We are always ready to jump on the newest bandwagon. Why don’t we question things before diving into the latest irrational “seems like a good idea”?
For example, our germaphobe society swears by the gospel of hand sanitizers and antimicrobial everything, particularly in the winter months. But what folks either do not realize or know is that an overly sanitized world is the perfect breeding ground for superbugs. A little benign dirt is not dangerous to most folks.
Please do not get your panties into an uncomfortable bunch. After all, we do not advocate the practice of allowing your rugrats to crawl around on filthy floors. But what we have noticed is that crawling around on the floors or carpets in your home is not necessarily an illness-inducing activity. A little dirt can immunize the urchins, but a near-sterile environment endangers them.
Keep in mind this advice comes from a mother who frequently washed her and her children’s hands. And, if they touched pets, then the scrubbing was applied in earnest. But, it is possible to learn lessons and adapt to a more common sense approach. Mind you, knowing is one thing, but the application of such knowledge is an uphill battle.
Years ago, a co-worker battled pancreatic cancer. His doctor gave him some sound advice. “After you wash your hands, never touch the faucet with those cleaned hands. Use a paper towel to turn off the water and to open the restroom door. Otherwise, the germs hop right back on your hand along with other people’s crud as well.”

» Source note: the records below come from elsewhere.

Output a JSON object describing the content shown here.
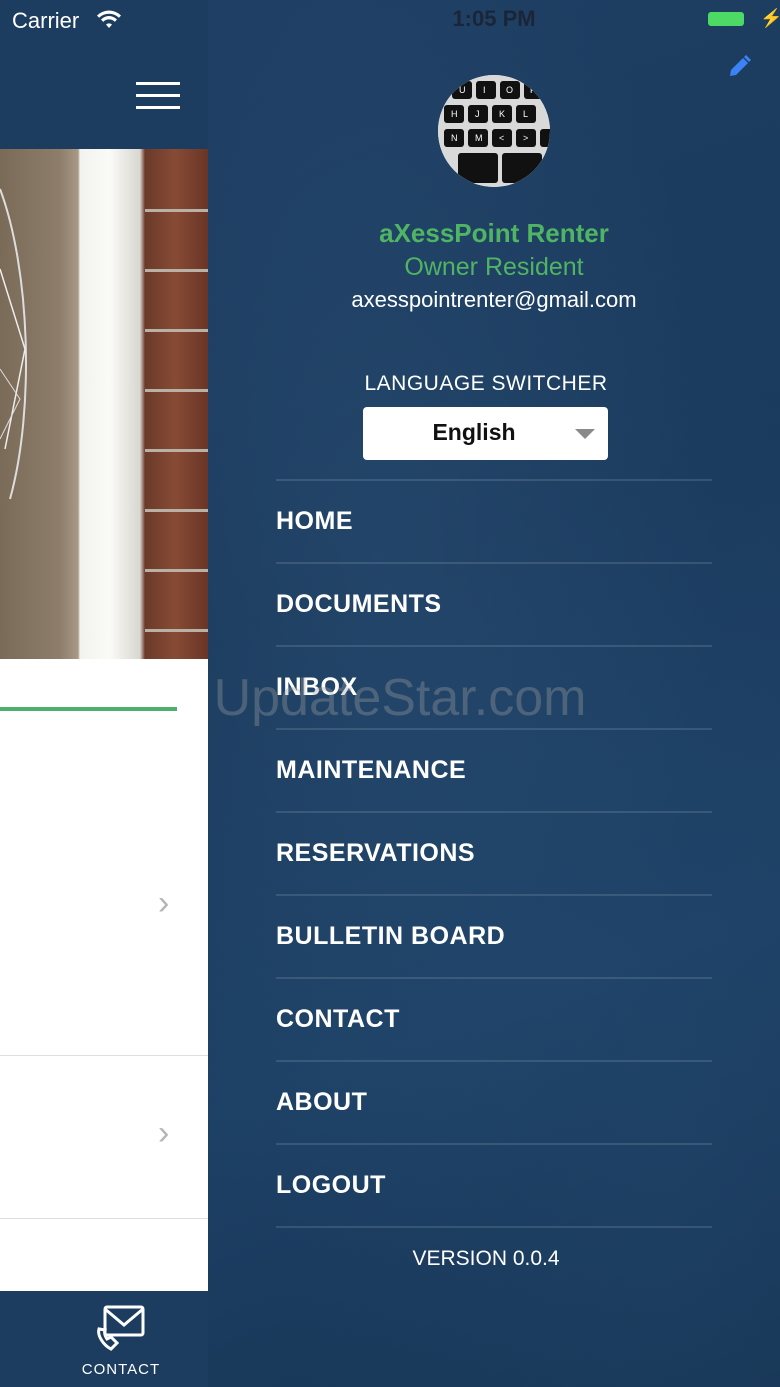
{
  "status_bar": {
    "carrier": "Carrier",
    "time": "1:05 PM"
  },
  "left_screen": {
    "tab_label": "CONTACT"
  },
  "drawer": {
    "user_name": "aXessPoint Renter",
    "user_role": "Owner Resident",
    "user_email": "axesspointrenter@gmail.com",
    "language_label": "LANGUAGE SWITCHER",
    "language_value": "English",
    "menu_items": [
      {
        "label": "HOME"
      },
      {
        "label": "DOCUMENTS"
      },
      {
        "label": "INBOX"
      },
      {
        "label": "MAINTENANCE"
      },
      {
        "label": "RESERVATIONS"
      },
      {
        "label": "BULLETIN BOARD"
      },
      {
        "label": "CONTACT"
      },
      {
        "label": "ABOUT"
      },
      {
        "label": "LOGOUT"
      }
    ],
    "version": "VERSION 0.0.4"
  },
  "watermark": "UpdateStar.com",
  "colors": {
    "header_blue": "#1c3d5f",
    "accent_green": "#4fb463",
    "edit_blue": "#3b82f6"
  },
  "icons": [
    "wifi-icon",
    "hamburger-menu-icon",
    "chevron-right-icon",
    "contact-envelope-icon",
    "edit-pencil-icon",
    "dropdown-caret-icon",
    "battery-icon"
  ]
}
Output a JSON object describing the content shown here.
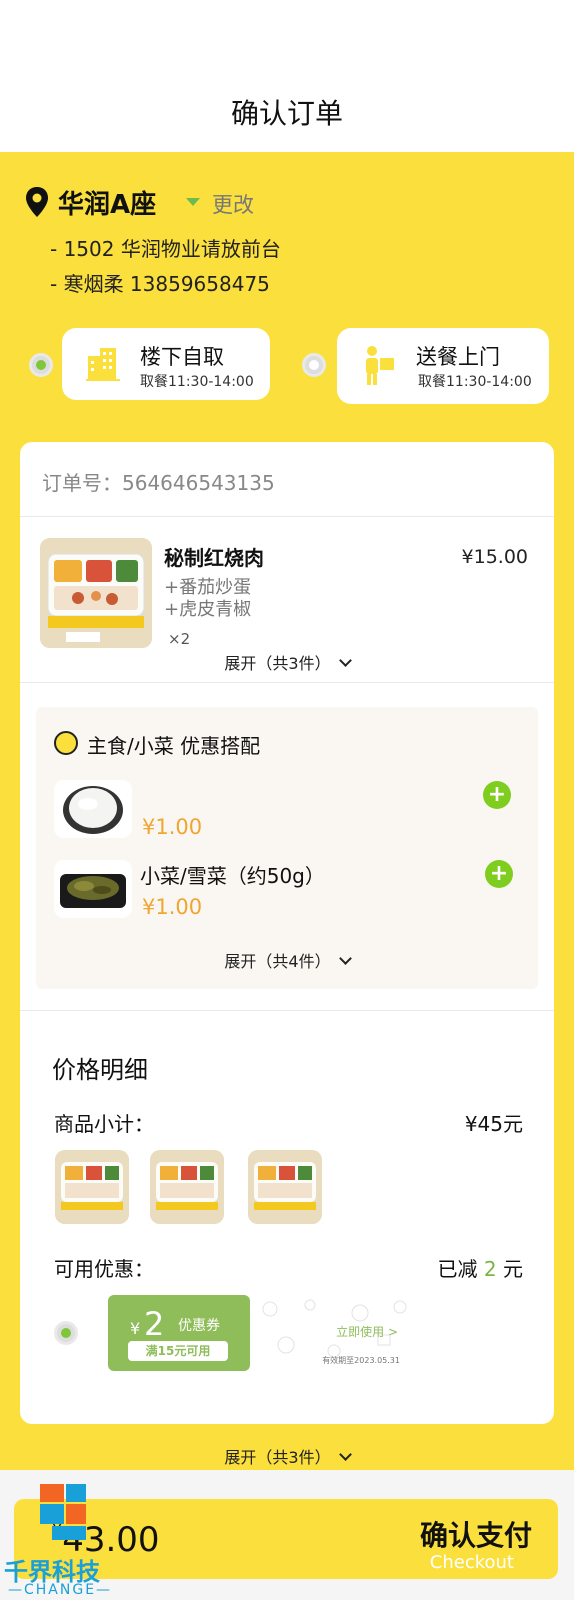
{
  "header": {
    "title": "确认订单"
  },
  "location": {
    "name": "华润A座",
    "change_label": "更改",
    "address_line1": "- 1502 华润物业请放前台",
    "address_line2": "- 寒烟柔 13859658475"
  },
  "delivery_options": [
    {
      "title": "楼下自取",
      "time": "取餐11:30-14:00",
      "selected": true,
      "icon": "building-icon"
    },
    {
      "title": "送餐上门",
      "time": "取餐11:30-14:00",
      "selected": false,
      "icon": "delivery-person-icon"
    }
  ],
  "order": {
    "number_label": "订单号：",
    "number": "564646543135",
    "item": {
      "name": "秘制红烧肉",
      "sides": [
        "+番茄炒蛋",
        "+虎皮青椒"
      ],
      "qty": "×2",
      "price": "¥15.00"
    },
    "expand_label": "展开（共3件）"
  },
  "combo": {
    "title": "主食/小菜  优惠搭配",
    "items": [
      {
        "name": "",
        "price": "¥1.00",
        "image": "rice"
      },
      {
        "name": "小菜/雪菜（约50g）",
        "price": "¥1.00",
        "image": "pickled-greens"
      }
    ],
    "expand_label": "展开（共4件）"
  },
  "price_detail": {
    "title": "价格明细",
    "subtotal_label": "商品小计：",
    "subtotal_value": "¥45元",
    "discount_label": "可用优惠：",
    "discount_prefix": "已减",
    "discount_amount": "2",
    "discount_suffix": "元"
  },
  "coupon": {
    "yen": "¥",
    "amount": "2",
    "type": "优惠券",
    "condition": "满15元可用",
    "use_label": "立即使用 >",
    "valid": "有效期至2023.05.31"
  },
  "bottom_expand_label": "展开（共3件）",
  "checkout": {
    "total_yen": "¥",
    "total": "43.00",
    "pay_label": "确认支付",
    "pay_sub": "Checkout"
  },
  "watermark": {
    "text": "千界科技",
    "sub": "—CHANGE—"
  },
  "colors": {
    "brand_yellow": "#fadf3d",
    "accent_green": "#7fce1f",
    "price_orange": "#f0a532"
  }
}
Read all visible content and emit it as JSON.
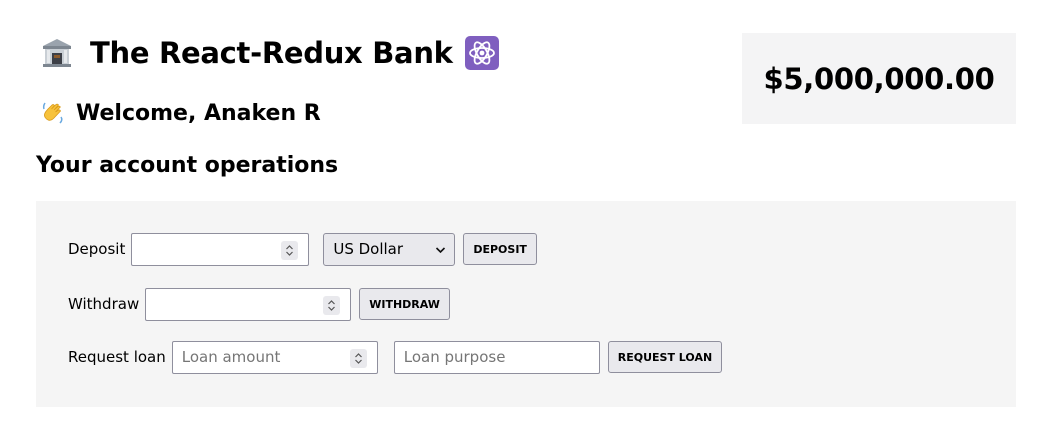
{
  "header": {
    "title": "The React-Redux Bank",
    "bank_icon": "bank-building-icon",
    "atom_icon": "atom-icon",
    "welcome_text": "Welcome, Anaken R",
    "wave_icon": "waving-hand-icon"
  },
  "balance": {
    "amount": "$5,000,000.00"
  },
  "operations": {
    "title": "Your account operations",
    "deposit": {
      "label": "Deposit",
      "value": "",
      "currency_selected": "US Dollar",
      "button_label": "DEPOSIT"
    },
    "withdraw": {
      "label": "Withdraw",
      "value": "",
      "button_label": "WITHDRAW"
    },
    "loan": {
      "label": "Request loan",
      "amount_placeholder": "Loan amount",
      "purpose_placeholder": "Loan purpose",
      "button_label": "REQUEST LOAN"
    }
  },
  "colors": {
    "panel_background": "#f5f5f5",
    "balance_background": "#f4f4f5",
    "button_background": "#e9e9ed",
    "atom_icon_background": "#7f5fbf"
  }
}
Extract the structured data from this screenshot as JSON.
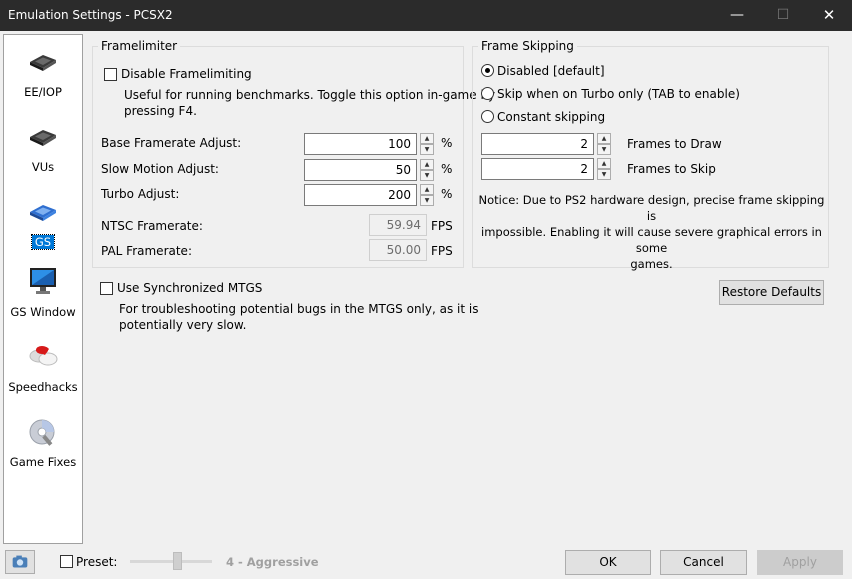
{
  "window": {
    "title": "Emulation Settings - PCSX2",
    "min_glyph": "—",
    "max_glyph": "☐",
    "close_glyph": "✕"
  },
  "sidebar": {
    "items": [
      {
        "label": "EE/IOP",
        "icon": "chip-icon"
      },
      {
        "label": "VUs",
        "icon": "chip-icon"
      },
      {
        "label": "GS",
        "icon": "gpu-chip-icon",
        "selected": true
      },
      {
        "label": "GS Window",
        "icon": "monitor-icon"
      },
      {
        "label": "Speedhacks",
        "icon": "pills-icon"
      },
      {
        "label": "Game Fixes",
        "icon": "disc-wrench-icon"
      }
    ]
  },
  "framelimiter": {
    "title": "Framelimiter",
    "disable_label": "Disable Framelimiting",
    "disable_checked": false,
    "disable_desc_1": "Useful for running benchmarks. Toggle this option in-game by",
    "disable_desc_2": "pressing F4.",
    "rows": [
      {
        "label": "Base Framerate Adjust:",
        "value": "100",
        "unit": "%"
      },
      {
        "label": "Slow Motion Adjust:",
        "value": "50",
        "unit": "%"
      },
      {
        "label": "Turbo Adjust:",
        "value": "200",
        "unit": "%"
      }
    ],
    "ntsc_label": "NTSC Framerate:",
    "ntsc_value": "59.94",
    "ntsc_unit": "FPS",
    "pal_label": "PAL Framerate:",
    "pal_value": "50.00",
    "pal_unit": "FPS"
  },
  "frame_skipping": {
    "title": "Frame Skipping",
    "options": [
      {
        "label": "Disabled [default]",
        "selected": true
      },
      {
        "label": "Skip when on Turbo only (TAB to enable)",
        "selected": false
      },
      {
        "label": "Constant skipping",
        "selected": false
      }
    ],
    "draw_value": "2",
    "draw_label": "Frames to Draw",
    "skip_value": "2",
    "skip_label": "Frames to Skip",
    "notice_1": "Notice: Due to PS2 hardware design, precise frame skipping is",
    "notice_2": "impossible. Enabling it will cause severe graphical errors in some",
    "notice_3": "games."
  },
  "mtgs": {
    "label": "Use Synchronized MTGS",
    "checked": false,
    "desc_1": "For troubleshooting potential bugs in the MTGS only, as it is",
    "desc_2": "potentially very slow."
  },
  "restore_defaults_label": "Restore Defaults",
  "footer": {
    "preset_label": "Preset:",
    "preset_checked": false,
    "preset_value": "4 - Aggressive",
    "ok_label": "OK",
    "cancel_label": "Cancel",
    "apply_label": "Apply"
  }
}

A female co-worker seemed to carry cleanliness one step beyond common sense. When she went to the restroom, she always scrubbed her hands as if she were a doctor preparing for surgery. Then she would do her business and repeat the extensive cleansing process. Good thing she did not feel the need to shower before going potty.
In a medical treatment environment, we see nurses and patients press the pump on ubiquitously placed hand sanitizers. Has anyone considered cleaning the top? It is unlikely. We touch germ-laden pumps and add to the germ pile.
As you can see, the ingrained aversion to germs is part of this writer’s psyche.
One of our granddaughters is a lifeguard. The stories she tells of adults at the pool whose actions and words cause her to question their maturity.
Safety procedures require the pool area cleared if there is lightning. While everyone waits for the all clear signal, parents pester the lifeguards.
“Why can’t we get back in the pool?”
“Because there is lightning and it is dangerous to be in the pool,” the exasperated lifeguard replies.
“How soon can we get in the pool?”
“When the danger of lightning is over.”
Adults bring children to the public pools who do not know how to swim and leave them unattended. The grownups are on their phones or chatting with friends. The lifeguard must remind parents countless times to watch their children. She wonders why they even had children when they fail to care for them.
A similar situation frequently occurs at a local lake. Families flock to the lake. The children play unsupervised in the water while the parents visit, and forget to watch the children in the water. Because of this practice, almost every weekend during the summer, a child drowns. Sometimes adult relatives who also cannot swim, try to save the child, and drown as well.
Our final example of questionable behavior comes from the recent Army-Navy football game.
As the camera pans the students from West Point and Annapolis in the stands, it shows some of our future naval and military commanders behaving in a less than dignified manner. Yes, they are college kids. But what General or Admiral would want that “college kid” moment flashed on a screen while addressing their people under their command?
Look around. You will see countless situations that lead us to ask “Why are you doing that?”